Zwei kleine Italiener" ("Two little Italians") was the German entry in the Eurovision Song Contest 1962, performed in German by Conny Froboess.

The song was performed seventh on the night, following Sweden's Inger Berggren with "Sol och vår" and preceding the Netherlands' De Spelbrekers with "Katinka". At the close of voting, it had received 9 points, placing 6th in a field of 16.

The song (with lyrics by Georg Buschor and music by Christian Bruhn (de)) is a moderately up-tempo number in the schlager genre, with Froboess describing the plight of two gastarbeiter from Italy who wish to return to their homeland to be with their girlfriends, Tina and Marina. She contrasts this situation with that of the rest of German society (at the time undergoing the Wirtschaftswunder largely as a result of immigrant labour), for whom "a journey to the South is something chic and fine". The two Italians, it seems, despair of ever returning to Naples. This unusual subject matter marks the first time that a social issue was described in a Contest entry.

Despite its middle-of-the-table finish, the song has become a minor favourite among Contest fans. Froboess herself recorded versions of the song in English (as "Gino"), Dutch ("Twee kleine Italianen") and Italian ("Un bacio all'italiana"). Of these, only the Dutch version relates to the same topic. The English version is a love song to a man named Gino, while the Italian version describes her preference for lovers from that country.
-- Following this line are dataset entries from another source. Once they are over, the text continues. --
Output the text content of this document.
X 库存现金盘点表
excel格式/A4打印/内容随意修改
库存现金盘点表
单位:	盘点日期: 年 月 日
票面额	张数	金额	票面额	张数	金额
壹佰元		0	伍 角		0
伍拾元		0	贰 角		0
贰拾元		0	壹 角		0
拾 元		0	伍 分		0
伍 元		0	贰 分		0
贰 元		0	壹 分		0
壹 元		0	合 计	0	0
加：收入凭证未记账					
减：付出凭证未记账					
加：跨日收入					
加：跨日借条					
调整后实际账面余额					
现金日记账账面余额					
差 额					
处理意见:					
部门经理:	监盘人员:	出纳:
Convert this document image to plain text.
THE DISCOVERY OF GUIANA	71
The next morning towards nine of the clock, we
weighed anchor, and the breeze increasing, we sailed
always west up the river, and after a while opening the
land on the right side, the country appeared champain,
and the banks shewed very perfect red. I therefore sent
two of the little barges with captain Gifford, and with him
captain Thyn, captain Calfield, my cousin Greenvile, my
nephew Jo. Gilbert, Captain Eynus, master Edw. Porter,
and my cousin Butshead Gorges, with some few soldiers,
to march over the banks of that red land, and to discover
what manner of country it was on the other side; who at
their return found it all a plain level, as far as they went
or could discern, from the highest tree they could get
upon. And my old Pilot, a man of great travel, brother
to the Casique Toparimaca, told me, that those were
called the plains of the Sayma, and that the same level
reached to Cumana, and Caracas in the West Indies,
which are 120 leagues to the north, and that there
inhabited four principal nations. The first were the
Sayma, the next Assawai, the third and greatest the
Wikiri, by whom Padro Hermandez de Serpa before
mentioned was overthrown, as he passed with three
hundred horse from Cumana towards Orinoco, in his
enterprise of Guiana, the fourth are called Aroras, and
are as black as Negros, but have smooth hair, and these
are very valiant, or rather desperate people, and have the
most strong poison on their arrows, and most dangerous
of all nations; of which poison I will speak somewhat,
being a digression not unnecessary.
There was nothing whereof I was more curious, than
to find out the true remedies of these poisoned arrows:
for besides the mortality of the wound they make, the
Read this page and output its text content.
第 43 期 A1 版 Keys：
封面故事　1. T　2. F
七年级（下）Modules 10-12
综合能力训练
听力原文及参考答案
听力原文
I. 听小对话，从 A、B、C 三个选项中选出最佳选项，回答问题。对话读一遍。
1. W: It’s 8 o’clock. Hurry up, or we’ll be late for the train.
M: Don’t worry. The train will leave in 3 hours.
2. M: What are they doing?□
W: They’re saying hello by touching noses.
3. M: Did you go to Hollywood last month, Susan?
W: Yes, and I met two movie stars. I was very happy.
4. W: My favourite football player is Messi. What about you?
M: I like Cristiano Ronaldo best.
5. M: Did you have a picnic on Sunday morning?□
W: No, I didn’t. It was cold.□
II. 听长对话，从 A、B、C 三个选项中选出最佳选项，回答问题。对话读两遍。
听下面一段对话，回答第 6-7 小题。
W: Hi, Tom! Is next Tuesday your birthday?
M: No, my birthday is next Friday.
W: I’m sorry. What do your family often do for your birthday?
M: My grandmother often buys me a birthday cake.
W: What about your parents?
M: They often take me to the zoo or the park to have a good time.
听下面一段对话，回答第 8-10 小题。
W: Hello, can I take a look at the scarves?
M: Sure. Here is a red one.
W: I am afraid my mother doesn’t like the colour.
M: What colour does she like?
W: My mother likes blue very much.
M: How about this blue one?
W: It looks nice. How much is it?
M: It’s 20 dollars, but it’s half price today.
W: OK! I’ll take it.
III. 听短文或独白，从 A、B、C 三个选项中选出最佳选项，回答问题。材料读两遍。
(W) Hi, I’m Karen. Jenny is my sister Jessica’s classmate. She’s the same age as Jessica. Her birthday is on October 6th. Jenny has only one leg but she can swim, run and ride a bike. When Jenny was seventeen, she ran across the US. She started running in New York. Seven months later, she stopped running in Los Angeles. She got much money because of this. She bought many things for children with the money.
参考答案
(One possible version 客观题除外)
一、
The song was also widely covered throughout Europe and the rest of the world in a number of other languages; in Spanish as "Los dos italianitos", in the francophone countries as "Cheveux fous et lèvres roses", in Scandinavia in Danish, Norwegian and Swedish under the title "Tina & Marina" (in Sweden with lyrics by future ABBA manager Stig Anderson), in Finland as "Tina ja Marina" and in the United States Connie Francis subsequently covered Froboess' Italian version of the song, "Un bacio all'italiana".